12-09-2017, 12:23 PM
In computing, a data warehouse (DW or DWH), also known as a company data warehouse (EDW), is a system used for reporting and data analysis, and is considered a basic component of business intelligence . DWs are central repositories of integrated data from one or more disparate sources. They store current and historical data in one place and are used to create analytical reports for knowledge workers across the enterprise.
Data stored in the warehouse is loaded from operating systems (such as marketing or sales). The data can be passed through an operational data warehouse and may require data cleaning for additional operations to ensure the quality of the data before being used in the DW for reporting purposes.
The typical data warehouse based on extraction, transformation, load (ETL) uses layers of staging, data integration and access to host its key functions. The staging layer or the staging database stores the raw data extracted from each of the disparate source data systems.
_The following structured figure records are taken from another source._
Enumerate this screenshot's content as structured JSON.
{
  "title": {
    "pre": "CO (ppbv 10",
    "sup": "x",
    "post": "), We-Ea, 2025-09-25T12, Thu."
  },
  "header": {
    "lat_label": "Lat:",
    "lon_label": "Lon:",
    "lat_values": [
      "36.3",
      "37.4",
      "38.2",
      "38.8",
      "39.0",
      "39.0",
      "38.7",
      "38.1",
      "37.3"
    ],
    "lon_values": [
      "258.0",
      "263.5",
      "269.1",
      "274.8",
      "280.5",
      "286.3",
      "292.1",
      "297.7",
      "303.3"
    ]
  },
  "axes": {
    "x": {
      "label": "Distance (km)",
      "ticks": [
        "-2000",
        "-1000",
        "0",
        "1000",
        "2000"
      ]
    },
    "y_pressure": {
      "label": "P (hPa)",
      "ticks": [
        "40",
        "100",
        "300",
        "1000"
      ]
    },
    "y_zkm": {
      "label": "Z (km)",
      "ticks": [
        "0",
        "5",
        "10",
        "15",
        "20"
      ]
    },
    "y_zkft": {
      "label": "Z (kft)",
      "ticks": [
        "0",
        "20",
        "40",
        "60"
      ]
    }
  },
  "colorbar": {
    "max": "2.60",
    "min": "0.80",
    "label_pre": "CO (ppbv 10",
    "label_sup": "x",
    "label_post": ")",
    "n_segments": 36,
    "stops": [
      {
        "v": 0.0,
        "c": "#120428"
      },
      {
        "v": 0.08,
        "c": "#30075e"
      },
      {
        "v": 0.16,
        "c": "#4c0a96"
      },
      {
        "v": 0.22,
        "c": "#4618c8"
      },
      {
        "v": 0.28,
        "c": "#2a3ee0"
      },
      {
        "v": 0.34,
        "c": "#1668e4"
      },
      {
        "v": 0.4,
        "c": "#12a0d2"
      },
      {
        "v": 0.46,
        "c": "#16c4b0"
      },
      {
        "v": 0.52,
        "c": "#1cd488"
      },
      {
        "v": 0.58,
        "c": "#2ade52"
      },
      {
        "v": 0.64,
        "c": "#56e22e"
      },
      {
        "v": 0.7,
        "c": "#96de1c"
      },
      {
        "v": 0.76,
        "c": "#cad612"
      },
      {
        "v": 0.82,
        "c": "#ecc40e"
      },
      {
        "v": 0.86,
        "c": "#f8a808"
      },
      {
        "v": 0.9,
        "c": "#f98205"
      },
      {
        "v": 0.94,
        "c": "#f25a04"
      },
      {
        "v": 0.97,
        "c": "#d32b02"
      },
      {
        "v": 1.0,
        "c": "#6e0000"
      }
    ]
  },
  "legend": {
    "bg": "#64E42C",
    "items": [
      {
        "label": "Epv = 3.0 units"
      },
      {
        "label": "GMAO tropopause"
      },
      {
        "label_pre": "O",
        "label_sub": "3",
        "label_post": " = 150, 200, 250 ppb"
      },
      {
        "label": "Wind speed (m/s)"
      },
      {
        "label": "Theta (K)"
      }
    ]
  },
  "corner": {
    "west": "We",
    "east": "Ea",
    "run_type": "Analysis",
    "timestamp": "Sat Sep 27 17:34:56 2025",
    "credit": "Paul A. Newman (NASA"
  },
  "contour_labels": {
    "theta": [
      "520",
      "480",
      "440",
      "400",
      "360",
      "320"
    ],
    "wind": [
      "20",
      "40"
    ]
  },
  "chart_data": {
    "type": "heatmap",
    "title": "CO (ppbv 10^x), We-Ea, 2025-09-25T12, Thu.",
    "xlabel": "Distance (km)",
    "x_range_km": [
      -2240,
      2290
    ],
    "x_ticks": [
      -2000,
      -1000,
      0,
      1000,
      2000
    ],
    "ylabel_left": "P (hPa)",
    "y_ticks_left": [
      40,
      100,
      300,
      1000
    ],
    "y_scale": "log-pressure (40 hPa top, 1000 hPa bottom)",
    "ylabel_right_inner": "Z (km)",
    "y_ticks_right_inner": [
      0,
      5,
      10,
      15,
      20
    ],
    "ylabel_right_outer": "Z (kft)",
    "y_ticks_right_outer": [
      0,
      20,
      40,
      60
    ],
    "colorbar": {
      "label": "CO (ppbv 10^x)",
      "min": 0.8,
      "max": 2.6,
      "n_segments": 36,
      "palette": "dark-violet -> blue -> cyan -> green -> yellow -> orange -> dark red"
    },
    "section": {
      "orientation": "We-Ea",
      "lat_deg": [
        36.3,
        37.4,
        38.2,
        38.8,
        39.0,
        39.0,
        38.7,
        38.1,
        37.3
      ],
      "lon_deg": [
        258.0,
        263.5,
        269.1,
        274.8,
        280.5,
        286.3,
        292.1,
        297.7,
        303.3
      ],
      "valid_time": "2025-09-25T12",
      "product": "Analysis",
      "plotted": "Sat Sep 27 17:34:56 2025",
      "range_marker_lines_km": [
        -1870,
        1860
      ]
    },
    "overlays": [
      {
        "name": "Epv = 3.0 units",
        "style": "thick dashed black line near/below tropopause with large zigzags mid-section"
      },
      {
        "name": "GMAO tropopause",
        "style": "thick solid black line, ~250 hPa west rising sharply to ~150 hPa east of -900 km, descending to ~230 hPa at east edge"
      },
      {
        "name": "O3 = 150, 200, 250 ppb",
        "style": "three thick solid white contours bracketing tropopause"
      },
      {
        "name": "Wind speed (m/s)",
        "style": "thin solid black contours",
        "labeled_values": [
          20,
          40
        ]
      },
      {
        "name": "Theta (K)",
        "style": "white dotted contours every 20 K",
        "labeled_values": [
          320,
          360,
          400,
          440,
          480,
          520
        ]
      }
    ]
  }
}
The integration layer integrates the disparate data sets by transforming the data from the buffer layer by often storing this transformed data into an operational data store (ODS) database. Integrated data is transferred to another database, often called a data warehouse database, where data is organized into hierarchical groups, often called dimensions, and in aggregate facts and facts. The combination of facts and dimensions is sometimes called a star schema. The access layer helps users recover data.
The main source of data is cleaned, transformed, catalouged and made available to managers and other business professionals for data mining, online analytical processing, market research and decision support. However, the means to retrieve and analyze data, extract, transform, and load data and manage the data dictionary are also considered essential components of a data storage system. Many references to data warehousing use this broader context. Therefore, an expanded definition of data warehousing includes business intelligence tools, tools for extracting, transforming and loading data into the repository, and tools for managing and retrieving metadata.
Data stored in the warehouse is loaded from operating systems (such as marketing or sales). The data can be passed through an operational data warehouse and may require data cleaning for additional operations to ensure the quality of the data before being used in the DW for reporting purposes.
The typical data warehouse based on extraction, transformation, load (ETL) uses layers of staging, data integration and access to host its key functions. The staging layer or the staging database stores the raw data extracted from each of the disparate source data systems. The integration layer integrates the disparate data sets by transforming the data from the buffer layer by often storing this transformed data into an operational data store (ODS) database. Integrated data is transferred to another database, often called a data warehouse database, where data is organized into hierarchical groups, often called dimensions, and in aggregate facts and facts. The combination of facts and dimensions is sometimes called a star schema. The access layer helps users recover data.
The main source of data is cleaned, transformed, catalouged and made available to managers and other business professionals for data mining, online analytical processing, market research and decision support. However, the means to retrieve and analyze data, extract, transform, and load data and manage the data dictionary are also considered essential components of a data storage system. Many references to data warehousing use this broader context. Therefore, an expanded definition of data warehousing includes business intelligence tools, tools for extracting, transforming and loading data into the repository, and tools for managing and retrieving metadata.